I was  a nervous starting therapy.  I have had a couple of bad experiences on the NHS.  Not that the NHS is bad but it is a bit of pot luck who you get and if you 'click'.  I gave up for  a few years.  I then got to a point where I was so low and lost I felt it was either a case of sink or swim.  I decided to invest in my self .  Looking back it was a bot of a last resort really.  I searched for private therapists - someone I thought resonnated with me .  I had the intention to just try one session and see what happens.  I found Christine and the rest is history.  I have my 'mojo' back.  She is amzaingly insightful at helping  me  understand  how me brain works and helped me understand why I see myself the way I do. I ended up staying for ten sessions and every so often when I feel my old ways creeping back I have a booster session.  I honestly believe there is nothing I would feel I could not share with Christine.  One of the best decisions I ever made.

I have trauma from my childhood which made me feel ashamed and damaged.  I buried it for years.  I came to Christine with anxiety, low mood, angry outbursts with some bad habits thrown in.  I thought she had her work cut out for her with me!

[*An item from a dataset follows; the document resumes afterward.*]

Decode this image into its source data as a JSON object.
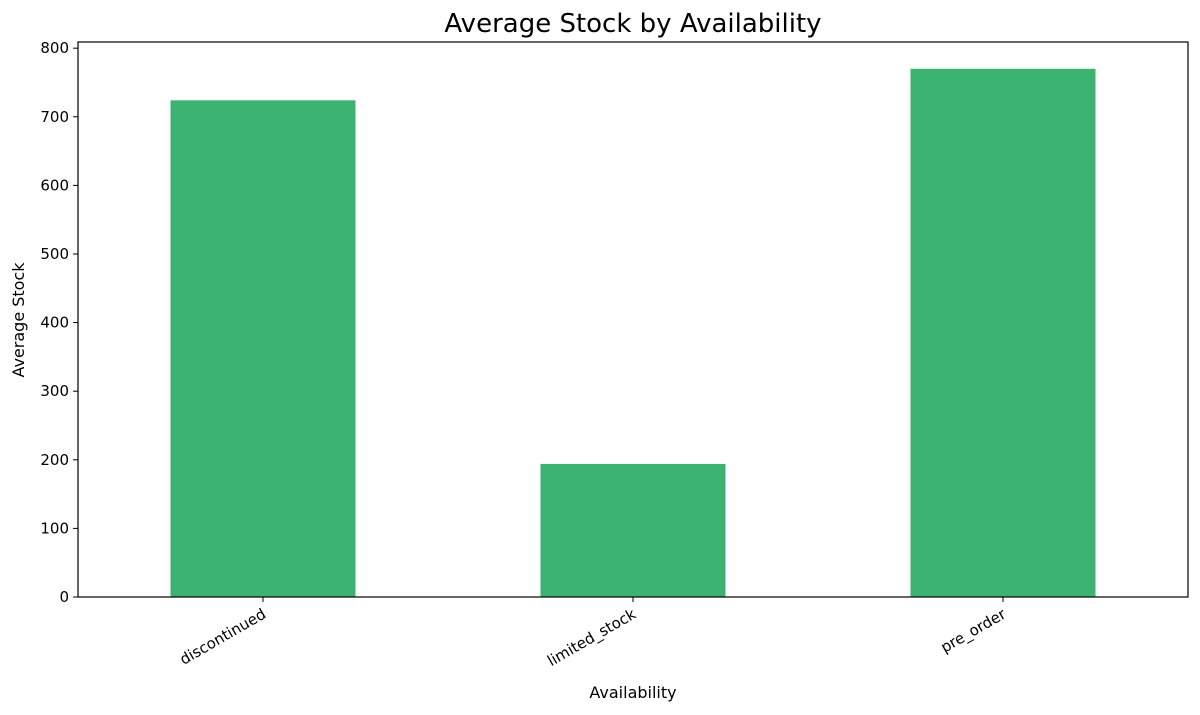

I had no intention of  speaking of my trauma.  I could not believe I ended up sharing with her the darkest parts of my life - she likened it to 'cleaning out a wound to allow it to heal'.  I cannot believe how light I feel now.  She helped me to put the shame where it belongs.  I like myself now and as my self confidence grows I find my bad habits have fallen away too. Christine has this magic power of reading between the lines and joining the dots.  Things I could  not see myself.  She always made me feel at ease, and validated.  My experience of therapy was scary as I was looking back at things I had hidden. I just wish I had done it sooner.